1.      Para ulama madzhab Maliki, Syafi’i dan Zaidiyah berpendapat bahwa onani adalah haram. Argumentasi mereka akan pengharaman onani ini adalah bahwa Allah swt telah memerintahkan untuk menjaga kemaluan dalam segala kondisi kecuali terhadap istri dan budak perempuannya. Apabila seseorang tidak melakukannya terhadap kedua orang itu kemudian melakukan onani maka ia termasuk kedalam golongan orang-orang yang melampaui batas-batas dari apa yang telah dihalalkan Allah bagi mereka dan beralih kepada apa-apa yang diharamkan-Nya atas mereka. Firman Allah swt

وَالَّذِينَ هُمْ لِفُرُوجِهِمْ حَافِظُونَ ﴿٥﴾
إِلَّا عَلَى أَزْوَاجِهِمْ أوْ مَا مَلَكَتْ أَيْمَانُهُمْ فَإِنَّهُمْ غَيْرُ مَلُومِينَ ﴿٦﴾
فَمَنِ ابْتَغَى وَرَاء ذَلِكَ فَأُوْلَئِكَ هُمُ الْعَادُونَ ﴿٧﴾

Artinya : “dan orang-orang yang menjaga kemaluannya, kecuali terhadap isteri-isteri mereka atau budak yang mereka miliki. Maka Sesungguhnya mereka dalam hal ini tiada terceIa. Barangsiapa mencari yang di balik itu. Maka mereka Itulah orang-orang yang melampaui batas.” (QS. Al Mukminun : 5 – 7)

 

2.      Para ulama madzhab Hanafi berpendapat bahwa onani hanya diharamkan dalam keadaan-keadaan tertentu dan wajib pada keadaan yang lainnya. Mereka mengatakan bahwa onani menjadi wajib apabila ia takut jatuh kepada perzinahan jika tidak melakukannya. Hal ini juga didasarkan pada kaidah mengambil kemudharatan yang lebih ringan. Namun mereka mengharamkan apabila hanya sebatas untuk bersenang-senang dan membangkitkan syahwatnya. Mereka juga mengatakan bahwa onani tidak masalah jika orang itu sudah dikuasai oleh syahwatnya sementara ia tidak memiliki istri atau budak perempuan demi menenangkan syahwatnya.
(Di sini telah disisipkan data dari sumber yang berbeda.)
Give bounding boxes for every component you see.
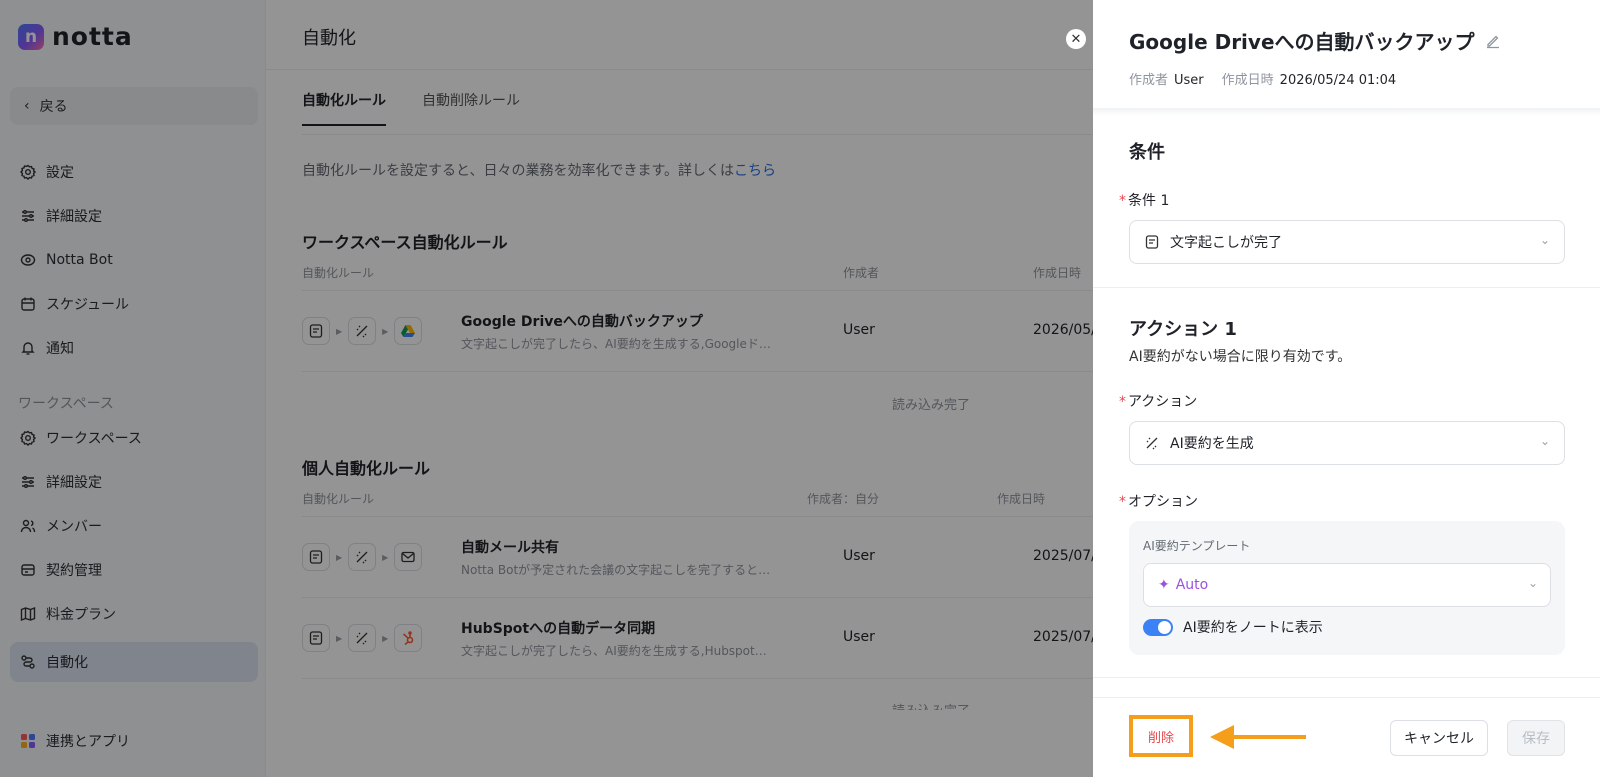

3.      Para ulama madzhab Hambali berpendapat bahwa onani itu diharamkan kecuali apabila dilakukan karena takut dirinya jatuh kedalam perzinahan atau mengancam kesehatannya sementara ia tidak memiliki istri atau budak serta tidak memiliki kemampuan untuk menikah, jadi onani tidaklah masalah.

4.      Ibnu Hazm berpendapat bahwa onani itu makruh dan tidak ada dosa didalamnya karena seseorang yang menyentuh kemaluannya dengan tangan kirinya adalah boleh menurut ijma seluruh ulama… sehingga onani itu bukanlah suatu perbuatan yang diharamkan. Firman Allah swt

وَقَدْ فَصَّلَ لَكُم مَّا حَرَّمَ عَلَيْكُمْ

Artinya : “Padahal Sesungguhnya Allah telah menjelaskan kepada kamu apa yang diharamkan-Nya atasmu.” (QS. Al An’am : 119)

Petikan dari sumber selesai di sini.